The final report of the ICB, published in September 2011, made a number of recommendations on the issue of the financial stability of the UK banking system.
First, there should be a ring-fence between high-street or retail banking (considered to be low-risk) and investment banking activities (viewed as being high-risk). This should be reinforced by each part of a bank that combines retail and investment banking operations having its own board and being operationally segregated. The commission did not, however, recommend the complete separation of investment banking from retail banking.
Second, the ring-fenced banks (RFBs) should be required to hold more capital. This is the money banks and other financial institutions have to hold to cover for losses arising from their business, for example when borrowers fail to repay loans. The commission called for the RFBs to hold capital totalling up to 20 per cent of total liabilities, with equity capital (raised through the issue of shares) amounting to at least 10 per cent of total liabilities. The largest RFBs should hold at least 17 per cent of their liabilities in the form of equity capital to reflect the risks they are taking in their business.
In December 2011, the government announced that it would accept these proposals, which found their way onto the statute book through the Financial Services (Banking Reform) Act 2013. Compliance with the legislation by the RFBs is required by the start of 2019. The then Chancellor George Osborne stated that the UK’s big banks would be broken up (i.e. formally split into retail and investment banks) if they did not effectively comply with the ring-fencing requirements.

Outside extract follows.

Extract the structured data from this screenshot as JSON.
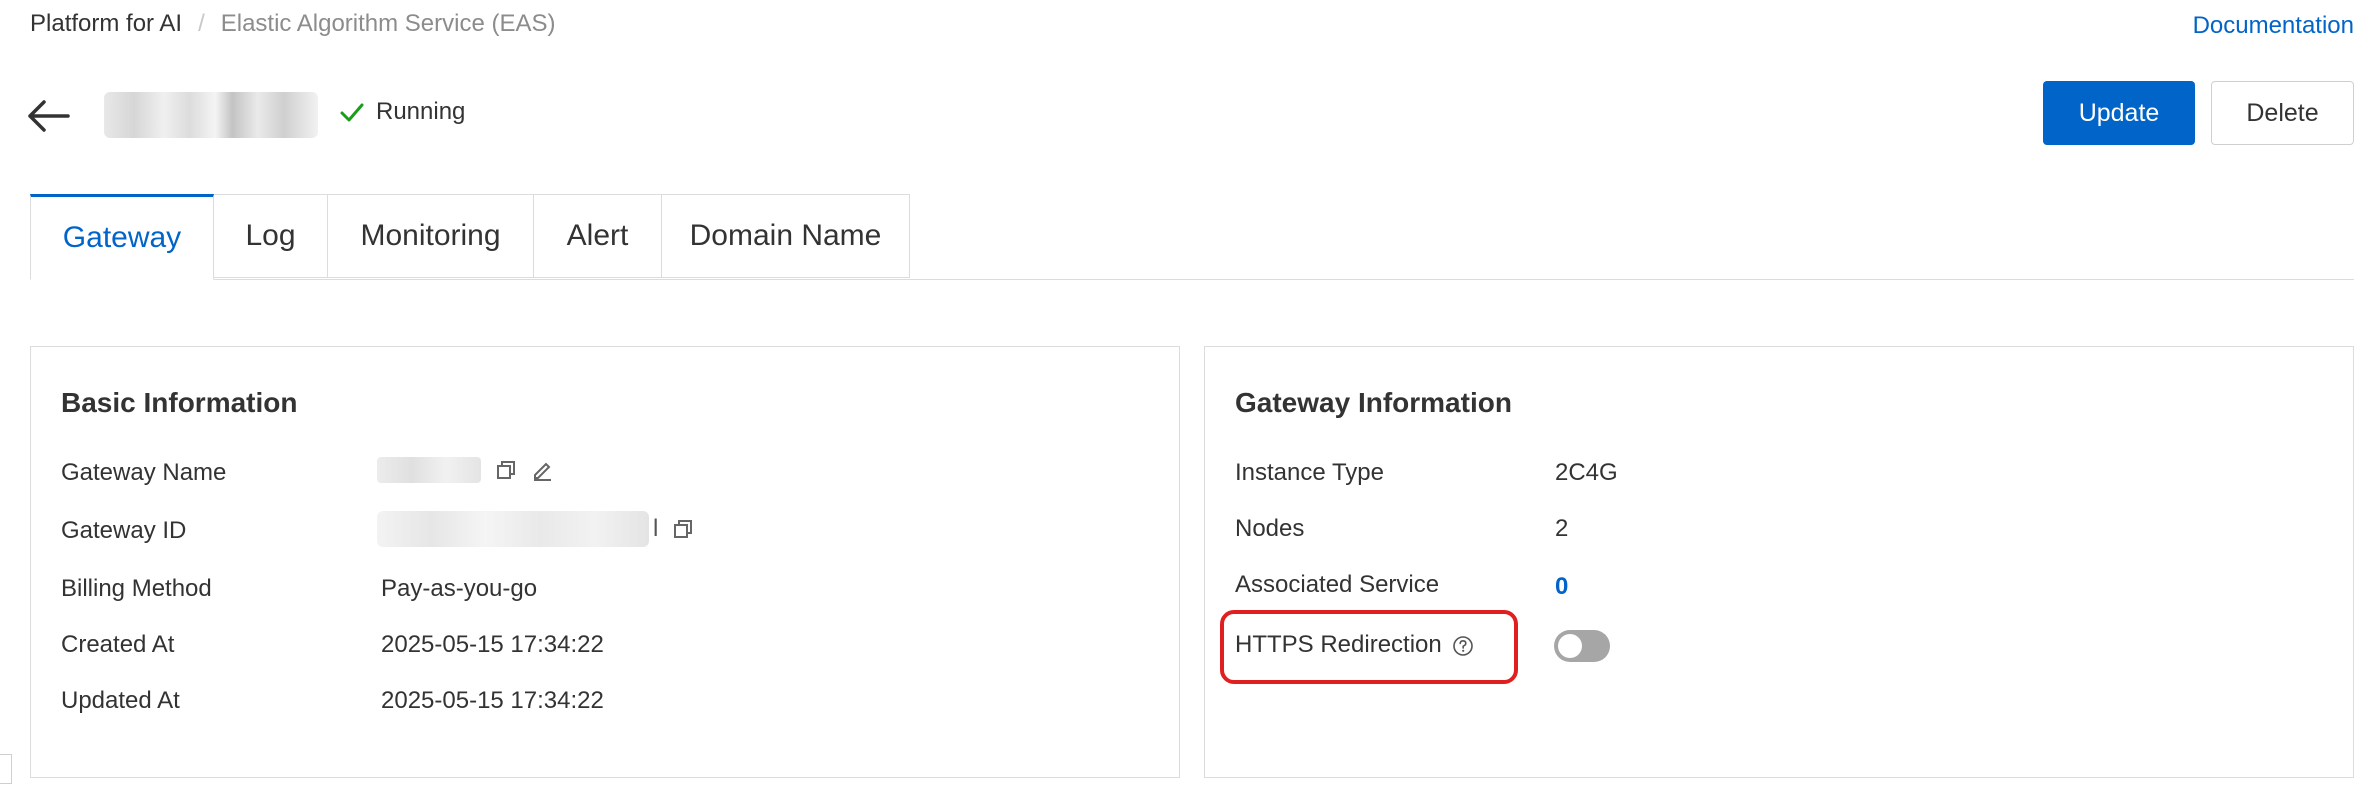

The decision of the government to implement the findings of the ICB – albeit with some modest dilution of the commission’s proposals – has, though, attracted both concern and criticism from within the banking sector and elsewhere. With some forecasts indicating that the cost of the ring-fencing arrangements and the higher capital requirements could cost the industry anything between £4 billion and £12 billion, some banks have started to consider whether they should relocate to other jurisdictions (Nicolson, 2011). This would be at the cost of both jobs and tax revenues in the UK. There has also been speculation that banks will seek to recoup these costs by ending free current account banking for retail customers.